It is one of the most valued seafood products and destroys kelp forests worth millions of NOK. Can sea urchin harvest be profitable? This is the subject of a project led by the Norwegian Institute of Water Research (NIVA). The project is part of a research program at The Fram Centre in Tromsø.
The gonad of a sea urchin stores nutrients and contains milt and roe during the spawning season in spring. The gonads are very popular in sushi dishes in especially in Asia, but also in other parts of the world.
Researcher Wenting Chen, who leads a research project called ECOURCHIN, says that sea urchin gonads are used commercially in Canada, the U.S., France, Iceland, Ireland, Chile, Mexico, China, Japan, New Zealand, Russia, South Korea, Spain and the Philippines. The project is a cooperation between NIVA, UiT—The Arctic University of Norway, the food research institute NOFIMA, and the University of California, Berkeley.
There are billions of sea urchins along Norway's coastline, and catching them does the marine ecosystems a favor. But as a viable industry, the amounts of milt—or gonads—collected have to be worth the effort of harvesting sea urchins and extracting the gonads.
The green Drøbak sea urchin is the most common sea urchin in Norway.
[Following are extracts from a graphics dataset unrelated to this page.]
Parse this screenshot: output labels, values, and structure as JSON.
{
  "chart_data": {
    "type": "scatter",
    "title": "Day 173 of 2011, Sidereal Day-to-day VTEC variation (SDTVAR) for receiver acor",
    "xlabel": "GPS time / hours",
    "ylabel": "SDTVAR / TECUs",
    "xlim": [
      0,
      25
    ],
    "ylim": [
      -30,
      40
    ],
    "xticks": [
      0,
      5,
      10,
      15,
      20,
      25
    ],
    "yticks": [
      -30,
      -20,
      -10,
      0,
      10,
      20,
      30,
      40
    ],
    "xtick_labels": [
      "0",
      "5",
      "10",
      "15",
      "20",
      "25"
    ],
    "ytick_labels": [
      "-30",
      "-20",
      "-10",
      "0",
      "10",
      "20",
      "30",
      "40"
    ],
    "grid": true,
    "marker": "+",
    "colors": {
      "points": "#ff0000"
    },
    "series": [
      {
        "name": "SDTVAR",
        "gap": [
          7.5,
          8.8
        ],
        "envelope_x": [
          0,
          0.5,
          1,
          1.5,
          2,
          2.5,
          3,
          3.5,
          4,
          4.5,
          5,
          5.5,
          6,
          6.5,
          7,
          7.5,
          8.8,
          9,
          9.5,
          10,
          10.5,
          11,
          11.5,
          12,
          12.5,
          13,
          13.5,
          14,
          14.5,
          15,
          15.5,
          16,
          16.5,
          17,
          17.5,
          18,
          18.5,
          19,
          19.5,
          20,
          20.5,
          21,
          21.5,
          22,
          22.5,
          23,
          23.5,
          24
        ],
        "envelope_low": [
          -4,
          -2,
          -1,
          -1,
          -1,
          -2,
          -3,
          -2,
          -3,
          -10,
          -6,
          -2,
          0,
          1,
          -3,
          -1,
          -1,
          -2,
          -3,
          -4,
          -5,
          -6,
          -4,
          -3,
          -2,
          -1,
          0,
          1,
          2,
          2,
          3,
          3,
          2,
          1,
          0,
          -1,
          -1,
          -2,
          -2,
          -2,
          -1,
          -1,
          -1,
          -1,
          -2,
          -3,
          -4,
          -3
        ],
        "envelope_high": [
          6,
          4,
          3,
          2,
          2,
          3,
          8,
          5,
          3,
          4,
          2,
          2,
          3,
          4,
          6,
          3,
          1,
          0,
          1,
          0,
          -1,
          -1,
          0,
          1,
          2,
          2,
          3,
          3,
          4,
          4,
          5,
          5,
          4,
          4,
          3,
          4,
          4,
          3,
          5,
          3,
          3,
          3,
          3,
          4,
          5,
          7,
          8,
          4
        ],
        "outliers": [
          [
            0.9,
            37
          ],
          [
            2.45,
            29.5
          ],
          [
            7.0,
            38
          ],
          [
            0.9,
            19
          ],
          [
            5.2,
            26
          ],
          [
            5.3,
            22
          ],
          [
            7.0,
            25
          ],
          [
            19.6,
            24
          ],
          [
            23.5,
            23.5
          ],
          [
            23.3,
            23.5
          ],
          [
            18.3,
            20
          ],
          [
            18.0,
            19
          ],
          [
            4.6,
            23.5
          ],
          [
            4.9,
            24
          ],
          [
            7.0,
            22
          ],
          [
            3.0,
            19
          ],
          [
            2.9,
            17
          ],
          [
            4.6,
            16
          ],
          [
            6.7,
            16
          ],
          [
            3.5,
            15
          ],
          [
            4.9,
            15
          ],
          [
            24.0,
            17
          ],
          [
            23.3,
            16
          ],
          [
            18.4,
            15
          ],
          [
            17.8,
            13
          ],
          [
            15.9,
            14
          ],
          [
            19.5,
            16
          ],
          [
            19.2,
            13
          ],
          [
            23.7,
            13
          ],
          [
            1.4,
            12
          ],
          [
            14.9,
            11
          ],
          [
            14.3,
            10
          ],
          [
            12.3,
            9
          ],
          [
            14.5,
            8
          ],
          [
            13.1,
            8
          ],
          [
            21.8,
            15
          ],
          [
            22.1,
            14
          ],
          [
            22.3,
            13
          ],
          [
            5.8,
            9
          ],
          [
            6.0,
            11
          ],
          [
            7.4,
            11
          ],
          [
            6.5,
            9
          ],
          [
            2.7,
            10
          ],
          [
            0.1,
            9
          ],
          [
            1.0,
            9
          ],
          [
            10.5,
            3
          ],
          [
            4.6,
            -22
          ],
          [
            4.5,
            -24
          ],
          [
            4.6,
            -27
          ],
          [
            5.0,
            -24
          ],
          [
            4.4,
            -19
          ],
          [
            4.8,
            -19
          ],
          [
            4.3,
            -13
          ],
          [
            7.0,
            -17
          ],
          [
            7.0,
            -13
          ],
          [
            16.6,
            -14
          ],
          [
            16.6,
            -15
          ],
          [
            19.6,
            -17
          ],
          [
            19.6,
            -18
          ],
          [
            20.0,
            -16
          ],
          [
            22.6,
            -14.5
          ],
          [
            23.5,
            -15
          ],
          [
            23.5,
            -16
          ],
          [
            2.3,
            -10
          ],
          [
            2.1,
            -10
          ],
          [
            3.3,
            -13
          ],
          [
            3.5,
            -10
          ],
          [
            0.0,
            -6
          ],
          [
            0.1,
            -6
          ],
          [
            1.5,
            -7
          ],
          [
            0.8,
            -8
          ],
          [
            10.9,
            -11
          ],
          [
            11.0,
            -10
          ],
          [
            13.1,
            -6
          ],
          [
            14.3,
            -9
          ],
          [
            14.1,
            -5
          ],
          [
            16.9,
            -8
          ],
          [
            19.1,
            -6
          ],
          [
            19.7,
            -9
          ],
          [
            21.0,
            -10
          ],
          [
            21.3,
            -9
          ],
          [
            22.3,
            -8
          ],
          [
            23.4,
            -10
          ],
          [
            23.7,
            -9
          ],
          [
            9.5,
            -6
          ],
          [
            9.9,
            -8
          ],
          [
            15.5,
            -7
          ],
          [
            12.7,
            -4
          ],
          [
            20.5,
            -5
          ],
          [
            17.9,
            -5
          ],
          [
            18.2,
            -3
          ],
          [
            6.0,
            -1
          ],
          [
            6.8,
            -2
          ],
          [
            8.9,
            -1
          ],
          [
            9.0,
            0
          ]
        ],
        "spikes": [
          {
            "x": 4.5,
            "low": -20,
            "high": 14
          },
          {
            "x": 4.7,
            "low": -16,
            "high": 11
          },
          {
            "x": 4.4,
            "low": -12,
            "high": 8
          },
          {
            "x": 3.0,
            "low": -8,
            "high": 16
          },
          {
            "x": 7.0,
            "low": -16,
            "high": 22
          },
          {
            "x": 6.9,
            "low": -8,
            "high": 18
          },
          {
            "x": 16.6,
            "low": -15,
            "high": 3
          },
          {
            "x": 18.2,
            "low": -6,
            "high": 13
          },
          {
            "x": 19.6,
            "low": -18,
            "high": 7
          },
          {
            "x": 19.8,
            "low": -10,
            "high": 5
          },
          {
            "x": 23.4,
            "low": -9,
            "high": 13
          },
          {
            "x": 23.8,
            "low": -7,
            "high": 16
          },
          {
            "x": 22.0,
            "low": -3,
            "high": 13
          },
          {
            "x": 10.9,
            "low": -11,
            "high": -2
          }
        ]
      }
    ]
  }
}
It is popular in Japan, but the harvest is unprofitable since the amounts of milt per sea urchin are too small. Milt extraction is costly, and high yields are a key factor for an economically sustainable sea urchin industry.
Even sea urchin farming has shown to be challenging, both in Norway and internationally. But new innovative solutions are emerging, and new feed might be one solution to achieve a profitable sea urchin industry. February 21st this year, the Norwegian Government presented their new strategy for the development of marine industries in Norway. In addition to continued support to existing important marine industries, the government sought to facilitate research, innovation, and development of new technologies to ensure Norway's position as one of the leading maritime nations in the world. OECD, Organisation for European Economic Co-operation and Development, says sustainability is crucial for blue growth.
"We want to facilitate both harvest and farming of new species. More research is necessary to ensure that this is done within sustainable frames, the Norwegian minister of fisheries," Per Sandberg says.
From pest to plate
In the ECOURCHIN project (Sea urchin harvest: Ecosystem recovery, integrated management of social-ecological system, ecosystem service and sustainability), economists and natural scientists work together to find strategies for sustainable sea urchin harvest in Norway. In addition to possible economic benefits, sea urchin harvest has positive consequences for the coastal ecosystems. The ECOURCHIN researchers are working on bigger socioeconomic analyses that include the economic benefits from reestablished kelp forests.
"Reestablishment of kelp forests and increased biodiversity are some of the ecosystem effects of sea urchin harvest. These are factors we include in the calculations," Wenting Chen says.
Kelp forest researchers at NIVA have previously estimated the economic value of a healthy kelp forest at 15 million NOK per square kilometer per year. Kelp forests are important habitats for fish, and the populations of cod and pollock will benefit from the reestablishment of kelp forests. Several NIVA-reports describe the challenge of sea urchins feeding on kelp forests, and sustainable harvest of these pests would be a win-win.
The ECOURCHIN project will conclude by the end of this year. Current data indicate that there is a market for sea urchins, and that gourmet companies are willing to pay high prices for the Drøbak sea urchin. Costs related to logistics and marketing are, however, uncertain, considering the sea urchin should still be fresh when served in countries like Japan, after transport all the way from Norway. The profitability of sea urchin harvest is also dependent on the time it takes for degraded kelp forests to reestablish.